ClassTag’s CEO migrates to Miami, lured by vibrant tech ecosystem and growing EdTech scene
‘As a startup founder, it’s so important to be in an environment that is growing, expanding, and has a hunger for success and growth’ – Vlada Lotkina, co-founder and CEO of ClassTag
South Florida is now home to another rising star in the EdTech space. Last month, Vlada Lotkina, co-founder and CEO of ClassTag, made the move to Miami.
The startup, which has reportedly received $8.9 million in venture capital funding, has developed a platform that facilitates communications between parents and teachers.
Lotkina immigrated from Ukraine to the US in 2006 to undertake an MBA at the University of Pennsylvania’s Wharton School, before landing a New York-based consulting role at BCG. She then worked as a senior director and practice lead at data storage consultancy Dell EMC.
Lotkina told Refresh Miami that the inspiration to migrate to Miami from New York came on a winter vacation last year. “When I was here, I met a few of my founder friends, and they brought me to events,” she explained. “I felt the energy, and it felt like something very exciting was happening here.”
She continued: “As a startup founder, it’s so important to be in an environment that is growing, expanding, and has a hunger for success and growth. Seeing some of Miami’s entrepreneurs really opened up my eyes to this opportunity.”

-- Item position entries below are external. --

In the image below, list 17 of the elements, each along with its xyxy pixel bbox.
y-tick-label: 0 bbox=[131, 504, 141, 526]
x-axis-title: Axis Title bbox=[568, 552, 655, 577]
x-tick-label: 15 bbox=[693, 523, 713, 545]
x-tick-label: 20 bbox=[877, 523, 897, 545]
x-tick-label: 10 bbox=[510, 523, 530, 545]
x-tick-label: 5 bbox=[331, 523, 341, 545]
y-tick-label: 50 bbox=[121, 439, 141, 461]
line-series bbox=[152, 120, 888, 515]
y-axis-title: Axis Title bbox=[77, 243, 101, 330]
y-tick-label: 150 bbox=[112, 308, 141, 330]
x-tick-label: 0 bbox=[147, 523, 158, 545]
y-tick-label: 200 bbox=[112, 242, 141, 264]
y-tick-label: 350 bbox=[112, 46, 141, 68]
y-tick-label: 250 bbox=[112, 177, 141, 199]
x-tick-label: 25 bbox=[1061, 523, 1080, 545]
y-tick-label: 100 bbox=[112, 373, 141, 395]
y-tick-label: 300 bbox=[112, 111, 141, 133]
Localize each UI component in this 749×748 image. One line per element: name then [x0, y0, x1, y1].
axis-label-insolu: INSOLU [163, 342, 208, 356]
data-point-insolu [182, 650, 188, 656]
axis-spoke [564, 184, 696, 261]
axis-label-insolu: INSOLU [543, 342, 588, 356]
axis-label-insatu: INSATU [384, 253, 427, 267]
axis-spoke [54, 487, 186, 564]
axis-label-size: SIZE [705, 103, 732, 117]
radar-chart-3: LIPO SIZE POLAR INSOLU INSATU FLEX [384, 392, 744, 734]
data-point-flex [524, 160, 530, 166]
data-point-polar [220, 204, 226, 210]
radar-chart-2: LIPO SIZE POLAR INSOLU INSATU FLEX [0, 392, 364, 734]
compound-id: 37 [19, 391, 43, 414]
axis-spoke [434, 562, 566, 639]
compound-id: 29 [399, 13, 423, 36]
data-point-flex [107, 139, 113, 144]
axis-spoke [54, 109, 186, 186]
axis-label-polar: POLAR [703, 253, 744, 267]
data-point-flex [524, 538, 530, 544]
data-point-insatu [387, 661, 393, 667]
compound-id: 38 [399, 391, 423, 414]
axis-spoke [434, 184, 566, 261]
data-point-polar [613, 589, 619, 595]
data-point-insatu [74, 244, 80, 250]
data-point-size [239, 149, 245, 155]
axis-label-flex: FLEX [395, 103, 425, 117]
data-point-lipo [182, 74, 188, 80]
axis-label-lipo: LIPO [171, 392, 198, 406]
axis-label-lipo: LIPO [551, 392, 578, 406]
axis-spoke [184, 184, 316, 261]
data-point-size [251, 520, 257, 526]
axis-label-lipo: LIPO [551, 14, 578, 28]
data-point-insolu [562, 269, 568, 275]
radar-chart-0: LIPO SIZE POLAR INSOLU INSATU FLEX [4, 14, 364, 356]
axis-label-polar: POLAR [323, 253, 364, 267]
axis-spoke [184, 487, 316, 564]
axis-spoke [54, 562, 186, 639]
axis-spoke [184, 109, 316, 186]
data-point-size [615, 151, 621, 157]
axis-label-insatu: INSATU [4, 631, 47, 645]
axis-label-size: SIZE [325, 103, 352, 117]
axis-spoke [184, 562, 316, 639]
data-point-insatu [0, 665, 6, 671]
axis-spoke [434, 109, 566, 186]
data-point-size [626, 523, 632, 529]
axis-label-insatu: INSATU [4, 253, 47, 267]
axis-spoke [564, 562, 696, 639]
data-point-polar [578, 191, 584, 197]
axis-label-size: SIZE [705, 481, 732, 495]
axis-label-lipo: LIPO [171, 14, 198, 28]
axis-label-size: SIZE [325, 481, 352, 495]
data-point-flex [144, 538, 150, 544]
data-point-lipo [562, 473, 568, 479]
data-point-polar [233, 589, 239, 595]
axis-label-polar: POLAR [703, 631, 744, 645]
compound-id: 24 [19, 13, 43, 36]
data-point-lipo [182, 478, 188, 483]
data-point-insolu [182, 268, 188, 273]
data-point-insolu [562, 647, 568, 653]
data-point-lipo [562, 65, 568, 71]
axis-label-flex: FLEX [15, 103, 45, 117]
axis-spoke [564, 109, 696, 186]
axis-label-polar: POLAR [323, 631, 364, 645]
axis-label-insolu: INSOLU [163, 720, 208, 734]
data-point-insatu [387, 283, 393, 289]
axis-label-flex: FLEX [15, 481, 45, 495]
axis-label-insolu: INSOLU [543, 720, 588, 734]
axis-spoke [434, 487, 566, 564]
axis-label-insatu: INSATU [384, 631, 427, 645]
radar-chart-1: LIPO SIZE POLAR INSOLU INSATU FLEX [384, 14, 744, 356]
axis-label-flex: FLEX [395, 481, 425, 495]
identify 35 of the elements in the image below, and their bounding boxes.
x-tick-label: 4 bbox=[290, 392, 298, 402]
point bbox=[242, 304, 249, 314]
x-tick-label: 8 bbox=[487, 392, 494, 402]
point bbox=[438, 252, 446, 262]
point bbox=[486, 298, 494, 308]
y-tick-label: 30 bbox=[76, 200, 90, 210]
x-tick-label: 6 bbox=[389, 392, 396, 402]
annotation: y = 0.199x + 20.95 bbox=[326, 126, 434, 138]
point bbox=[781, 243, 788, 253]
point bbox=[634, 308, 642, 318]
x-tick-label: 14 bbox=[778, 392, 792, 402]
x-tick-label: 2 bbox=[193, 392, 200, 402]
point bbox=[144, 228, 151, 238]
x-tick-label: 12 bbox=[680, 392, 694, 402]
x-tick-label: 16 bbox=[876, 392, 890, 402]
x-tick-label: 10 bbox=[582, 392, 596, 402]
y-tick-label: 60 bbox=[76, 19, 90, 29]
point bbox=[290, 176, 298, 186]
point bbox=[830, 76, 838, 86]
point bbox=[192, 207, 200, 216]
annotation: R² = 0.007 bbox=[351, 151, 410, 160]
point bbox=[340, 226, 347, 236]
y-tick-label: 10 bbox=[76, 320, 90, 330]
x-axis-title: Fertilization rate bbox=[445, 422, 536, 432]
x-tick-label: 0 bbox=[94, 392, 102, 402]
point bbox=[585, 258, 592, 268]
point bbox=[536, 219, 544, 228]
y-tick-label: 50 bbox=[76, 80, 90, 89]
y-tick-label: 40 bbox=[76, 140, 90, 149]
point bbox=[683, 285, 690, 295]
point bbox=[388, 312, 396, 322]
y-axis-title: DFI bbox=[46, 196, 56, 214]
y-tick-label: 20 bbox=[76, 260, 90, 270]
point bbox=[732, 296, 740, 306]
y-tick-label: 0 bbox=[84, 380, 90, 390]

Just a few months later, and Lotkina and her daughter have already put down roots in the Magic City. “She loves her school in Miami, and we found a great place to live that is substantially cheaper than New York,” Lotkina said. “I’m loving it.”

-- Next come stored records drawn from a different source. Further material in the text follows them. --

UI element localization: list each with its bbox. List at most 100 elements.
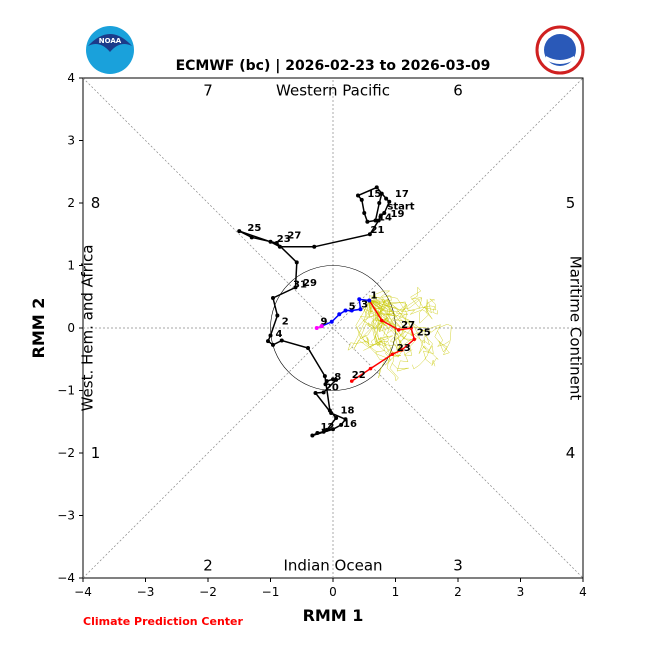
- region-label-left: West. Hem. and Africa: [78, 245, 96, 412]
- observed-black-day-label: 16: [343, 419, 357, 430]
- ensemble-member-line: [369, 300, 401, 366]
- y-tick-label: 4: [67, 71, 75, 85]
- observed-black-point: [373, 218, 378, 223]
- x-tick-label: 1: [392, 585, 400, 599]
- y-tick-label: −2: [57, 446, 75, 460]
- y-tick-label: 2: [67, 196, 75, 210]
- x-tick-label: −1: [262, 585, 280, 599]
- observed-black-day-label: 12: [321, 422, 335, 433]
- observed-black-point: [324, 427, 329, 432]
- observed-black-point: [377, 201, 382, 205]
- observed-black-point: [277, 244, 282, 249]
- observed-black-point: [365, 219, 370, 224]
- observed-black-point: [279, 338, 284, 343]
- y-axis-label: RMM 2: [29, 298, 48, 359]
- y-tick-label: −4: [57, 571, 75, 585]
- observed-black-point: [306, 346, 310, 350]
- observed-black-day-label: 18: [341, 406, 355, 417]
- observed-black-point: [312, 244, 317, 249]
- observed-black-day-label: start: [387, 201, 414, 212]
- observed-black-point: [331, 377, 335, 382]
- x-tick-label: 3: [517, 585, 525, 599]
- observed-black-point: [310, 433, 315, 438]
- observed-black-point: [315, 431, 320, 435]
- observed-black-point: [329, 411, 334, 415]
- x-tick-label: −3: [137, 585, 155, 599]
- observed-blue-point: [343, 308, 348, 313]
- y-tick-label: −3: [57, 509, 75, 523]
- y-tick-label: −1: [57, 384, 75, 398]
- observed-black-point: [343, 417, 348, 422]
- region-label-top: Western Pacific: [276, 82, 390, 100]
- observed-black-point: [293, 285, 298, 290]
- forecast-red-point: [368, 366, 373, 371]
- observed-black-point: [382, 211, 387, 215]
- observed-blue-point: [358, 307, 363, 312]
- credit-text: Climate Prediction Center: [83, 615, 243, 628]
- observed-black-point: [359, 197, 364, 202]
- observed-black-day-label: 19: [391, 209, 405, 220]
- ensemble-member-line: [363, 300, 393, 379]
- observed-black-day-label: 8: [334, 372, 341, 383]
- observed-black-point: [274, 241, 279, 245]
- phase-number: 8: [91, 194, 101, 212]
- phase-number: 7: [203, 82, 213, 100]
- observed-black-point: [376, 218, 381, 223]
- y-tick-label: 0: [67, 321, 75, 335]
- svg-text:NOAA: NOAA: [99, 37, 122, 45]
- ensemble-member-line: [369, 300, 405, 351]
- forecast-red-day-label: 23: [397, 343, 411, 354]
- observed-black-point: [384, 196, 389, 201]
- chart-title: ECMWF (bc) | 2026-02-23 to 2026-03-09: [176, 58, 491, 74]
- forecast-red-point: [379, 318, 384, 323]
- x-tick-label: 2: [454, 585, 462, 599]
- observed-black-point: [268, 239, 273, 244]
- forecast-red-point: [396, 328, 401, 332]
- forecast-red-point: [399, 348, 404, 352]
- forecast-red-point: [409, 326, 413, 330]
- ensemble-member-line: [369, 300, 389, 340]
- observed-magenta-point: [319, 324, 324, 329]
- observed-black-point: [362, 211, 367, 215]
- forecast-red-point: [349, 379, 354, 383]
- region-label-bottom: Indian Ocean: [283, 557, 382, 575]
- ensemble-member-line: [369, 294, 439, 315]
- observed-black-point: [334, 416, 339, 420]
- phase-number: 3: [453, 557, 463, 575]
- nws-logo: [535, 25, 585, 75]
- observed-blue-point: [329, 319, 334, 324]
- observed-black-day-label: 25: [247, 223, 261, 234]
- observed-black-day-label: 14: [378, 213, 392, 224]
- observed-blue-day-label: 1: [371, 291, 378, 302]
- ensemble-member-line: [369, 300, 452, 347]
- observed-black-day-label: 27: [287, 231, 301, 242]
- observed-black-point: [237, 229, 242, 234]
- x-tick-label: 4: [579, 585, 587, 599]
- observed-black-point: [275, 313, 280, 318]
- observed-black-day-label: 21: [371, 225, 385, 236]
- y-tick-label: 1: [67, 259, 75, 273]
- observed-black-point: [271, 342, 275, 347]
- noaa-logo: NOAA: [86, 26, 134, 74]
- observed-black-day-label: 4: [276, 329, 283, 340]
- forecast-red-day-label: 27: [401, 320, 415, 331]
- x-axis-label: RMM 1: [303, 606, 364, 625]
- observed-black-point: [266, 339, 270, 344]
- phase-number: 4: [566, 444, 576, 462]
- observed-black-point: [379, 191, 384, 196]
- ensemble-member-line: [369, 300, 433, 370]
- observed-black-point: [321, 390, 326, 395]
- observed-black-point: [367, 232, 372, 237]
- forecast-red-day-label: 25: [417, 328, 431, 339]
- ensemble-member-line: [366, 290, 393, 315]
- observed-black-day-label: 2: [282, 316, 289, 327]
- x-tick-label: 0: [329, 585, 337, 599]
- ensemble-member-line: [369, 296, 409, 330]
- observed-black-point: [321, 429, 326, 434]
- observed-black-point: [378, 214, 383, 219]
- observed-blue-point: [357, 297, 362, 302]
- observed-black-point: [271, 296, 275, 300]
- observed-black-point: [339, 422, 344, 427]
- phase-number: 2: [203, 557, 213, 575]
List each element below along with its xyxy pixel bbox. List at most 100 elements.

While ClassTag’s 15-person team is globally distributed, there is already one employee in Tampa, and another one planning to move to South Florida in the near future. As the startup continues to grow, Lotkina signaled that she hopes to increase the company’s South Florida footprint.
Lotkina predicts that South Florida will become a hub for EdTech: “EdTech is emerging as one of the core verticals in Miami tech.” She highlighted Nearpod’s recent exit as a particularly exciting development in the local scene.
ClassTag’s suite of products includes a platform that can be viewed on web browsers or through an app. According to Lotkina, “it not only collects and retains information so there is a single source of truth for anything that parents might need to know, but it also pushes this information out according to parent preference.” Additionally, the platform automatically translates content into over 100 languages, increasing accessibility and breaking down communication barriers between teachers and parents.
The startup has a few different lines of business. Their primary revenue source had traditionally been partnerships with brands like Amazon, H&M, and Clorox. These sponsorships ensure that parents and teachers can use the platform for free.
However, taking advantage of Winston Churchill’s adage, “never let a good crisis go to waste,” ClassTag emerged from the pandemic with two new business lines. One of those two is enterprise SaaS, whereby ClassTag offers an all-in-one communications hub for school systems to purchase.
The other new income stream is eCommerce, where donations collected for teachers can be used to purchase items for the classroom – everything from crayons to cameras for Zoom. “Coming from Ukraine, I was shocked to learn that 92% of teachers are spending on average $500 out of pocket on essential supplies,” Lotkina explained.
ClassTag has received more than half a million dollars of donations for teachers. For Lotkina, this validates her thesis that ClassTag’s platform “unlocks the power of community to support teachers.” Five million parents and teachers in 25,000 schools across the US currently use ClassTag’s products.
Through the pandemic, Lotkina reports that the ClassTag team has seen significant growth and is on track to triple revenue this year. Their enterprise business is expanding particularly rapidly, having experienced more than 10x growth over the last year.